Appalachian Still is an acoustic string band out of Northampton, Massachusetts playing a toe-tapping mix of Alternative Old-time, Americana, Folk, and Bluegrass subtly enhanced with flavors of Jazz, Rock, and Country, altogether dubbed “New-time Folkgrass”. These New England boys have managed to create a unique sound that is distinctly their own yet remains rooted in the heart of Appalachia. Drawing from a repertoire of traditional tunes, original material, and some covers, the feeling they create ranges widely from that of sitting on the front porch in the lazy days of summer, pickin’, grinnin’, and enjoying the simple pleasures of life to an all out shake-the-rafters barn party inspiring dancing fools to hoot and holler to the wee hours of the morning.

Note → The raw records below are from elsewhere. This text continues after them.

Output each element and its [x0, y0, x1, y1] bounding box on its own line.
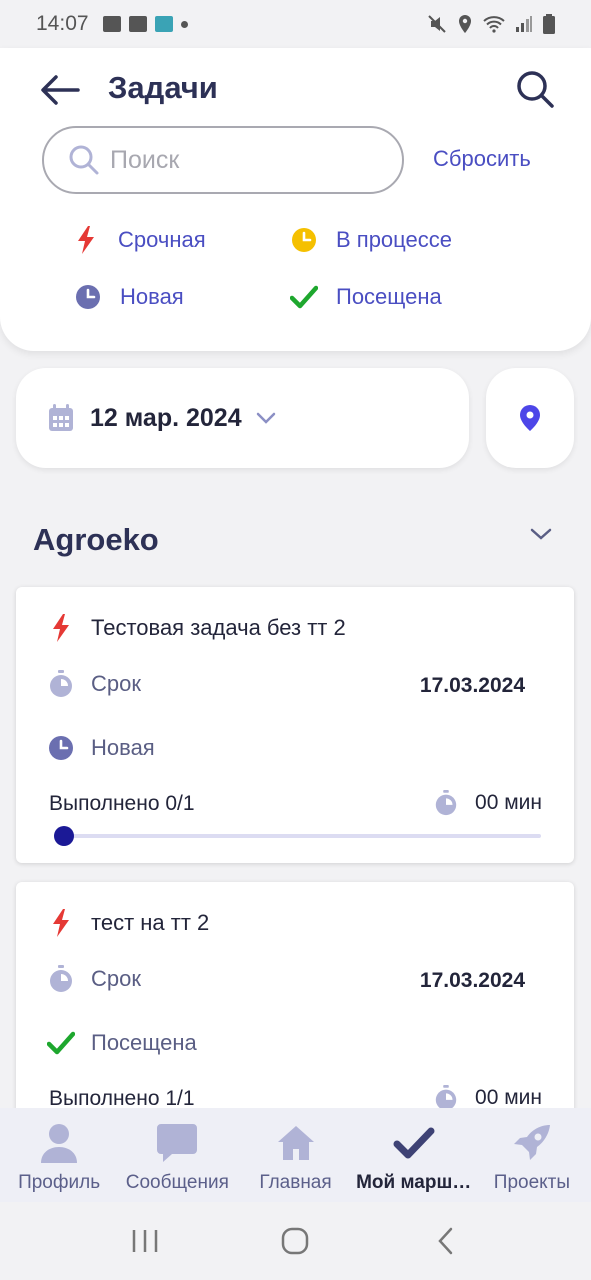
page-title: Задачи	[108, 70, 218, 105]
legend-in-progress[interactable]: В процессе	[290, 226, 452, 254]
search-input[interactable]	[110, 145, 350, 175]
back-arrow-icon[interactable]	[38, 70, 82, 110]
status-notification-icons	[102, 16, 188, 32]
task-minutes: 00 мин	[475, 791, 542, 814]
task-card[interactable]: Тестовая задача без тт 2 Срок 17.03.2024…	[16, 587, 574, 863]
calendar-icon	[49, 404, 73, 431]
home-icon	[277, 1126, 314, 1160]
status-time: 14:07	[36, 12, 89, 35]
legend-urgent[interactable]: Срочная	[72, 226, 206, 254]
lightning-icon	[78, 226, 94, 254]
chevron-down-icon	[256, 412, 275, 424]
location-pin-icon	[520, 405, 540, 431]
date-label: 12 мар. 2024	[90, 403, 242, 432]
nav-home[interactable]: Главная	[236, 1108, 354, 1202]
clock-icon	[49, 736, 73, 760]
task-name: Тестовая задача без тт 2	[91, 615, 346, 640]
task-title-row: Тестовая задача без тт 2	[47, 614, 346, 642]
clock-icon	[76, 285, 100, 309]
nav-projects[interactable]: Проекты	[473, 1108, 591, 1202]
legend-visited-label: Посещена	[336, 284, 442, 309]
task-title-row: тест на тт 2	[47, 909, 209, 937]
user-icon	[41, 1124, 78, 1163]
search-icon[interactable]	[514, 68, 556, 110]
recent-apps-icon	[132, 1230, 158, 1252]
task-status-row: Новая	[47, 734, 155, 762]
search-field-icon	[69, 145, 99, 175]
task-done-count: Выполнено 0/1	[49, 792, 195, 815]
nav-messages[interactable]: Сообщения	[118, 1108, 236, 1202]
task-deadline-label: Срок	[91, 671, 141, 696]
progress-knob	[54, 826, 74, 846]
gallery-icon	[102, 16, 121, 32]
back-chevron-icon	[438, 1227, 453, 1255]
location-icon	[459, 15, 471, 33]
task-deadline-label: Срок	[91, 966, 141, 991]
signal-icon	[516, 16, 532, 32]
task-deadline-row: Срок	[47, 670, 141, 698]
legend-in-progress-label: В процессе	[336, 227, 452, 252]
more-dot-icon	[180, 20, 188, 28]
search-field[interactable]	[42, 126, 404, 194]
nav-home-label: Главная	[259, 1172, 332, 1193]
stopwatch-icon	[50, 965, 72, 992]
date-picker[interactable]: 12 мар. 2024	[16, 368, 469, 468]
app-icon	[154, 16, 173, 32]
legend-new-label: Новая	[120, 284, 184, 309]
task-minutes: 00 мин	[475, 1086, 542, 1109]
nav-messages-label: Сообщения	[125, 1172, 229, 1193]
task-progress-bar	[54, 826, 541, 846]
nav-projects-label: Проекты	[493, 1172, 571, 1193]
lightning-icon	[53, 614, 69, 642]
status-system-icons	[427, 14, 555, 34]
system-nav-bar	[0, 1202, 591, 1280]
task-name: тест на тт 2	[91, 910, 210, 935]
nav-profile[interactable]: Профиль	[0, 1108, 118, 1202]
task-deadline-date: 17.03.2024	[419, 674, 525, 697]
back-button[interactable]	[426, 1221, 466, 1261]
legend-new[interactable]: Новая	[74, 283, 184, 311]
nav-my-route[interactable]: Мой марш…	[355, 1108, 473, 1202]
status-bar: 14:07	[0, 0, 591, 48]
checkmark-icon	[47, 1031, 75, 1055]
legend-urgent-label: Срочная	[118, 227, 206, 252]
chat-icon	[157, 1124, 198, 1162]
bottom-nav: Профиль Сообщения Главная Мой марш… Прое…	[0, 1108, 591, 1202]
task-deadline-row: Срок	[47, 965, 141, 993]
lightning-icon	[53, 909, 69, 937]
check-icon	[393, 1127, 435, 1159]
group-chevron-icon[interactable]	[528, 522, 554, 544]
mute-icon	[428, 15, 446, 33]
stopwatch-icon	[50, 670, 72, 697]
video-icon	[128, 16, 147, 32]
map-button[interactable]	[486, 368, 574, 468]
reset-button[interactable]: Сбросить	[433, 146, 531, 172]
nav-my-route-label: Мой марш…	[356, 1172, 472, 1193]
task-deadline-date: 17.03.2024	[419, 969, 525, 992]
wifi-icon	[483, 16, 505, 33]
home-button[interactable]	[275, 1221, 315, 1261]
task-status-row: Посещена	[47, 1029, 197, 1057]
task-status: Новая	[91, 735, 155, 760]
group-title: Agroeko	[33, 522, 159, 557]
rocket-icon	[513, 1125, 550, 1160]
checkmark-icon	[290, 285, 318, 309]
task-status: Посещена	[91, 1030, 197, 1055]
legend-visited[interactable]: Посещена	[290, 283, 442, 311]
recent-apps-button[interactable]	[125, 1221, 165, 1261]
task-duration: 00 мин	[433, 790, 542, 816]
stopwatch-icon	[435, 790, 457, 816]
clock-yellow-icon	[292, 228, 316, 252]
task-card[interactable]: тест на тт 2 Срок 17.03.2024 Посещена Вы…	[16, 882, 574, 1142]
nav-profile-label: Профиль	[18, 1172, 101, 1193]
home-circle-icon	[282, 1227, 309, 1255]
battery-icon	[543, 14, 555, 34]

The group was originally conceived in 2002 after brothers Andrew and Len were blown away by the then unknown opening act “Old Crow Medicine Show” playing high-energy Old-time music at the Iron Horse Music Hall in Northampton, MA. With stars in their eyes, the brothers knew they wanted to take their musical passions to the stage in similar fashion and perform for live audiences. For a few years the brothers traveled separate but parallel paths with Len focusing on bluegrass mandolin down in Tennessee while Andrew plucked Old-time fiddle tunes on the clawhammer banjo back in Massachusetts. Upon Len’s return from Tennessee the two began playing together on a weekly basis at a friend’s house where they met guitarist Jared Libby and his Grateful Dead inspired folk guitar. With a unique blend of harmonies and musical styles, the three knew they had something special and the band was born.

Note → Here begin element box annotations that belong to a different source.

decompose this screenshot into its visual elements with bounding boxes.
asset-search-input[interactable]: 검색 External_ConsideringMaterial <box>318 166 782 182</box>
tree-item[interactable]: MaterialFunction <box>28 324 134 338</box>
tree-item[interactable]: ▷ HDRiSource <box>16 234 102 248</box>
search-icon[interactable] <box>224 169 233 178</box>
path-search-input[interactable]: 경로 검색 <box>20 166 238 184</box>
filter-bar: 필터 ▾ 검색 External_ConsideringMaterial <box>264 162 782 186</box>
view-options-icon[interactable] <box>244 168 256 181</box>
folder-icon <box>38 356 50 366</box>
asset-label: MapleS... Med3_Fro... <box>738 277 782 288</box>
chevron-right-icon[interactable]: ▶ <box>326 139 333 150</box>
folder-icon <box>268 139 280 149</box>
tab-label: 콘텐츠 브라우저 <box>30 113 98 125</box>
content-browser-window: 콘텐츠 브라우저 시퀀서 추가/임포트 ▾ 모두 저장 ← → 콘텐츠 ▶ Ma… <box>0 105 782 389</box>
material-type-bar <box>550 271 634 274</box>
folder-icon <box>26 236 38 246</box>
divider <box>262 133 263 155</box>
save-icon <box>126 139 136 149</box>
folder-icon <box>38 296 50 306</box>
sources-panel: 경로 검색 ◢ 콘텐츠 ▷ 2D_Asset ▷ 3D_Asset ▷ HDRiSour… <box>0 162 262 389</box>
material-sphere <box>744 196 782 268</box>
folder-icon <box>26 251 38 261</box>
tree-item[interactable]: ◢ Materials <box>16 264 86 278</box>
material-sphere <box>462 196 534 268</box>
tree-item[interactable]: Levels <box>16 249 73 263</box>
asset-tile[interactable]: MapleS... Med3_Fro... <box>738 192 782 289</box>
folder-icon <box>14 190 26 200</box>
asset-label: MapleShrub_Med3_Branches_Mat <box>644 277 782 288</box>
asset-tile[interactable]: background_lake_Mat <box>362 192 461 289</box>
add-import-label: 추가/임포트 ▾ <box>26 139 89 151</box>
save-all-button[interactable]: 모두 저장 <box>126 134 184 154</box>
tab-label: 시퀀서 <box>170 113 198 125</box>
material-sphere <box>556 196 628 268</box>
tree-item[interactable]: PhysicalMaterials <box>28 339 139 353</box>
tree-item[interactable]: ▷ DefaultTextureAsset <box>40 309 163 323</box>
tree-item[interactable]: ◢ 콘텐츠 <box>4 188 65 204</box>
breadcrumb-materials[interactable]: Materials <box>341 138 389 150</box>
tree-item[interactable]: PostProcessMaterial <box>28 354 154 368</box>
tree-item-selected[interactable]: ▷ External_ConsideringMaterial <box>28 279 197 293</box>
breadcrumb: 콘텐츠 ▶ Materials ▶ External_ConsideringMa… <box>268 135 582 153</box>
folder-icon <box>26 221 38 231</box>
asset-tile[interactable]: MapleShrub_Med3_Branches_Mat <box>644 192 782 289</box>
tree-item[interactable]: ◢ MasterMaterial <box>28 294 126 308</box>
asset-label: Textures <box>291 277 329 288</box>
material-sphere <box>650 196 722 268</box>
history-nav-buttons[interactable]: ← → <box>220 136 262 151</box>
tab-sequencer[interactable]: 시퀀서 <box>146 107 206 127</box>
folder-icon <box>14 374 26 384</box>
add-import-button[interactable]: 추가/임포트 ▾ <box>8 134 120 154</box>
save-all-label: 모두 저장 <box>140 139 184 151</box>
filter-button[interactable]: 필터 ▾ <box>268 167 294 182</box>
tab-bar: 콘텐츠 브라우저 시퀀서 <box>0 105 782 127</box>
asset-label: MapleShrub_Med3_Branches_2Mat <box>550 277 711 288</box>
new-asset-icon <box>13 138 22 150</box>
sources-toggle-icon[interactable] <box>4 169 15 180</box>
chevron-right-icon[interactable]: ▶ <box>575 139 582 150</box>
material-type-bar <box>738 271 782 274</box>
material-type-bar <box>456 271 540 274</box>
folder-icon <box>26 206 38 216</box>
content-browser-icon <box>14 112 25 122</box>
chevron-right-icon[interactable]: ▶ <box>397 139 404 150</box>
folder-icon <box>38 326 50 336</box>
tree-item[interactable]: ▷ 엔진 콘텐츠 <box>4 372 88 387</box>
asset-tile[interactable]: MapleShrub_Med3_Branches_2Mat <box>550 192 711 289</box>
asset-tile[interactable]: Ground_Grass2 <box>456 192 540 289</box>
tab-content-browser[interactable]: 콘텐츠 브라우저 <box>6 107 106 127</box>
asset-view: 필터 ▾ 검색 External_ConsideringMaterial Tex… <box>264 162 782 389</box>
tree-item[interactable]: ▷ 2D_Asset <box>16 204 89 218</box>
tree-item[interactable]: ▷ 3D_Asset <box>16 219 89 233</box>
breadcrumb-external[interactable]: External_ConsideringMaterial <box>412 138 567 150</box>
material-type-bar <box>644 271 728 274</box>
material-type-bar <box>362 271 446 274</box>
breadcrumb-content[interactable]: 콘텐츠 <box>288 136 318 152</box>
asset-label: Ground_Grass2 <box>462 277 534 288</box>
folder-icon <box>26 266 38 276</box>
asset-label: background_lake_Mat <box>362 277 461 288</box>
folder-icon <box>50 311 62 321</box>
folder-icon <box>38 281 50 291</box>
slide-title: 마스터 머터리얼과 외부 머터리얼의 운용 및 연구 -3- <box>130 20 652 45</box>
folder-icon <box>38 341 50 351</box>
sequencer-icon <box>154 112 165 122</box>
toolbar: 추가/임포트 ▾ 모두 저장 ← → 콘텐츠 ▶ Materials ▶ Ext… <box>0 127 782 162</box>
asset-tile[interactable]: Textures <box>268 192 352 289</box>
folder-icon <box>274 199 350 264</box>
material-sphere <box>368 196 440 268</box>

Since forming in the Spring of 2005, Appalachian Still has already seen remarkable success typically associated with more mature bands, due in large part to their undying love of the music and ability to connect with their audience. After busking on the streets of Northampton and honing their chops together in local coffee shops and bars, the band has picked up additional musicians along the way and graduated to the regional circuit, playing venues and festivals throughout the Greater New England area and beyond. Their songs have been featured on radio stations from Vermont to Georgia.